Komische personages maakten deel uit van de opera tot het begin van de 18e eeuw, Een vroege voorloper was de opera-komedie Il Trespolo tutore van Alessandro Stradella uit 1679. Opera buffa was een parallelle ontwikkeling ten opzichte van opera seria, en ontstond als reactie op de zogenaamde eerste hervorming van Apostolo Zeno en Pietro Metastasio.

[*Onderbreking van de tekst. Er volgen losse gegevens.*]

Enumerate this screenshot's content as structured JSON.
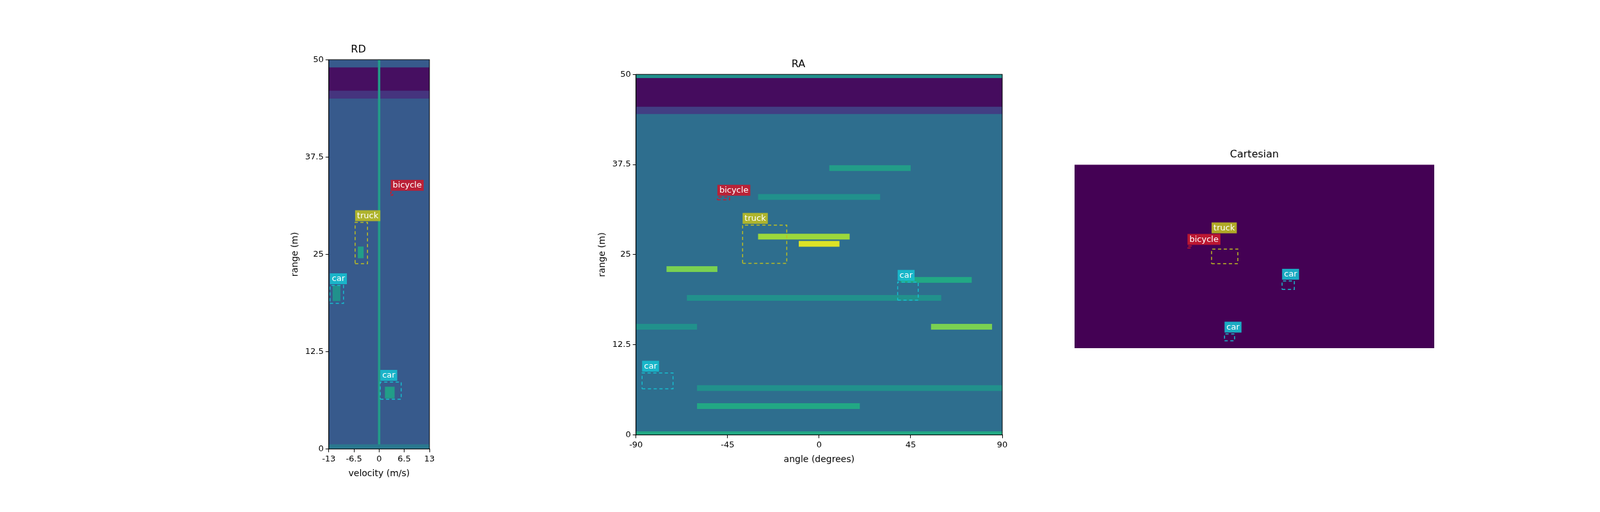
{
  "chart_data": [
    {
      "type": "heatmap",
      "title": "RD",
      "xlabel": "velocity (m/s)",
      "ylabel": "range (m)",
      "xlim": [
        -13,
        13
      ],
      "xticks": [
        -13,
        -6.5,
        0,
        6.5,
        13
      ],
      "ylim": [
        0,
        50
      ],
      "yticks": [
        0,
        12.5,
        25,
        37.5,
        50
      ],
      "grid": false,
      "line_style": "dashed",
      "background_level": 0.28,
      "cells": [
        {
          "x": [
            -13,
            13
          ],
          "y": [
            46,
            49
          ],
          "level": 0.04
        },
        {
          "x": [
            -13,
            13
          ],
          "y": [
            45,
            46
          ],
          "level": 0.15
        },
        {
          "x": [
            -0.3,
            0.3
          ],
          "y": [
            0,
            50
          ],
          "level": 0.55
        },
        {
          "x": [
            -12,
            -10
          ],
          "y": [
            19,
            21
          ],
          "level": 0.5
        },
        {
          "x": [
            -5.5,
            -4
          ],
          "y": [
            24.5,
            26
          ],
          "level": 0.55
        },
        {
          "x": [
            1.5,
            4
          ],
          "y": [
            6.5,
            8
          ],
          "level": 0.55
        },
        {
          "x": [
            -13,
            13
          ],
          "y": [
            0,
            0.6
          ],
          "level": 0.4
        }
      ],
      "boxes": [
        {
          "label": "car",
          "color": "#17becf",
          "x": [
            -12.7,
            -9.2
          ],
          "y": [
            18.7,
            21.0
          ]
        },
        {
          "label": "truck",
          "color": "#bcbd22",
          "x": [
            -6.2,
            -3.0
          ],
          "y": [
            23.8,
            29.1
          ]
        },
        {
          "label": "bicycle",
          "color": "#c9192e",
          "x": [
            3.0,
            3.5
          ],
          "y": [
            32.6,
            33.0
          ]
        },
        {
          "label": "car",
          "color": "#17becf",
          "x": [
            0.3,
            5.7
          ],
          "y": [
            6.4,
            8.6
          ]
        }
      ]
    },
    {
      "type": "heatmap",
      "title": "RA",
      "xlabel": "angle (degrees)",
      "ylabel": "range (m)",
      "xlim": [
        -90,
        90
      ],
      "xticks": [
        -90,
        -45,
        0,
        45,
        90
      ],
      "ylim": [
        0,
        50
      ],
      "yticks": [
        0,
        12.5,
        25,
        37.5,
        50
      ],
      "grid": false,
      "line_style": "dashed",
      "background_level": 0.36,
      "cells": [
        {
          "x": [
            -90,
            90
          ],
          "y": [
            45.5,
            49.5
          ],
          "level": 0.03
        },
        {
          "x": [
            -90,
            90
          ],
          "y": [
            44.5,
            45.5
          ],
          "level": 0.18
        },
        {
          "x": [
            -90,
            90
          ],
          "y": [
            49.5,
            50
          ],
          "level": 0.5
        },
        {
          "x": [
            -30,
            15
          ],
          "y": [
            27.1,
            27.9
          ],
          "level": 0.85
        },
        {
          "x": [
            -10,
            10
          ],
          "y": [
            26.1,
            26.9
          ],
          "level": 0.95
        },
        {
          "x": [
            -75,
            -50
          ],
          "y": [
            22.6,
            23.4
          ],
          "level": 0.8
        },
        {
          "x": [
            55,
            85
          ],
          "y": [
            14.6,
            15.4
          ],
          "level": 0.8
        },
        {
          "x": [
            40,
            75
          ],
          "y": [
            21.1,
            21.9
          ],
          "level": 0.6
        },
        {
          "x": [
            -65,
            60
          ],
          "y": [
            18.6,
            19.4
          ],
          "level": 0.5
        },
        {
          "x": [
            -60,
            90
          ],
          "y": [
            6.1,
            6.9
          ],
          "level": 0.5
        },
        {
          "x": [
            -60,
            20
          ],
          "y": [
            3.6,
            4.4
          ],
          "level": 0.6
        },
        {
          "x": [
            -30,
            30
          ],
          "y": [
            32.6,
            33.4
          ],
          "level": 0.5
        },
        {
          "x": [
            5,
            45
          ],
          "y": [
            36.6,
            37.4
          ],
          "level": 0.55
        },
        {
          "x": [
            -90,
            -60
          ],
          "y": [
            14.6,
            15.4
          ],
          "level": 0.5
        },
        {
          "x": [
            -90,
            90
          ],
          "y": [
            0,
            0.5
          ],
          "level": 0.6
        }
      ],
      "boxes": [
        {
          "label": "bicycle",
          "color": "#c9192e",
          "x": [
            -50,
            -44
          ],
          "y": [
            32.6,
            33.0
          ]
        },
        {
          "label": "truck",
          "color": "#bcbd22",
          "x": [
            -37.6,
            -15.9
          ],
          "y": [
            23.8,
            29.1
          ]
        },
        {
          "label": "car",
          "color": "#17becf",
          "x": [
            38.6,
            48.7
          ],
          "y": [
            18.7,
            21.2
          ]
        },
        {
          "label": "car",
          "color": "#17becf",
          "x": [
            -87,
            -71.8
          ],
          "y": [
            6.4,
            8.6
          ]
        }
      ]
    },
    {
      "type": "heatmap",
      "title": "Cartesian",
      "xlim": [
        -50,
        50
      ],
      "ylim": [
        0,
        50
      ],
      "tick_labels": false,
      "grid": false,
      "line_style": "dashed",
      "background_level": 0.0,
      "cells": [],
      "boxes": [
        {
          "label": "bicycle",
          "color": "#c9192e",
          "x": [
            -18.6,
            -17.5
          ],
          "y": [
            27.3,
            27.8
          ]
        },
        {
          "label": "truck",
          "color": "#bcbd22",
          "x": [
            -11.9,
            -4.6
          ],
          "y": [
            23.0,
            27.0
          ]
        },
        {
          "label": "car",
          "color": "#17becf",
          "x": [
            7.7,
            11.1
          ],
          "y": [
            16.0,
            18.3
          ]
        },
        {
          "label": "car",
          "color": "#17becf",
          "x": [
            -8.3,
            -5.5
          ],
          "y": [
            2.0,
            3.9
          ]
        }
      ]
    }
  ]
}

Het was deels bedoeld als een genre waarmee de gewone man zich gemakkelijker kon identificeren. Terwijl opera seria een amusement was dat zowel voor koningen en adel was gemaakt als hen uitbeeldde, was opera buffa gemaakt voor en beeldde het gewone volk met meer gewone problemen uit. Over het algemeen werd hoogdravende taal vermeden ten gunste van dialogen waarin de lagere klasse zich kon herkennen, vaak in het plaatselijke dialect, en de standaardfiguren waren vaak afgeleid van die uit de Italiaanse commedia dell’arte.
In het begin van de 18e eeuw verschenen komische opera’s vaak als korte tussenspelen van één akte, bekend als intermezzi, die werden opgevoerd tussen de akten van de opera seria. Er bestonden echter ook op zichzelf staande opera-komedies. La serva padrona (1733) van Giovanni Battista Pergolesi (1710-1736) is het enige intermezzo dat vandaag de dag nog met enige regelmaat wordt uitgevoerd, en is een uitstekend voorbeeld van deze stijl. Lo frate ‘nnamorato (1732) en Il Flaminio (1735), eveneens van Pergolesi, zijn voorbeelden van de drie-actige commedia per musica.
Na Pergolesi waren de eerste grote componisten van opera buffa Alessandro Scarlatti (Il trionfo dell’onore, 1718), Nicola Logroscino (Il governatore, 1747) en Baldassare Galuppi (Il filosofo di campagna, 1754), die allen in Napels of Venetië waren gevestigd. Het werk van hen werd vervolgens hervat en uitgebreid door Niccolò Piccinni (La Cecchina, 1760), Giovanni Paisiello (Nina, 1789) en Domenico Cimarosa (Il matrimonio segreto, 1792). Het genre raakte in verval in het midden van de 19e eeuw, ondanks Giuseppe Verdi’s Falstaff die in 1893 werd opgevoerd.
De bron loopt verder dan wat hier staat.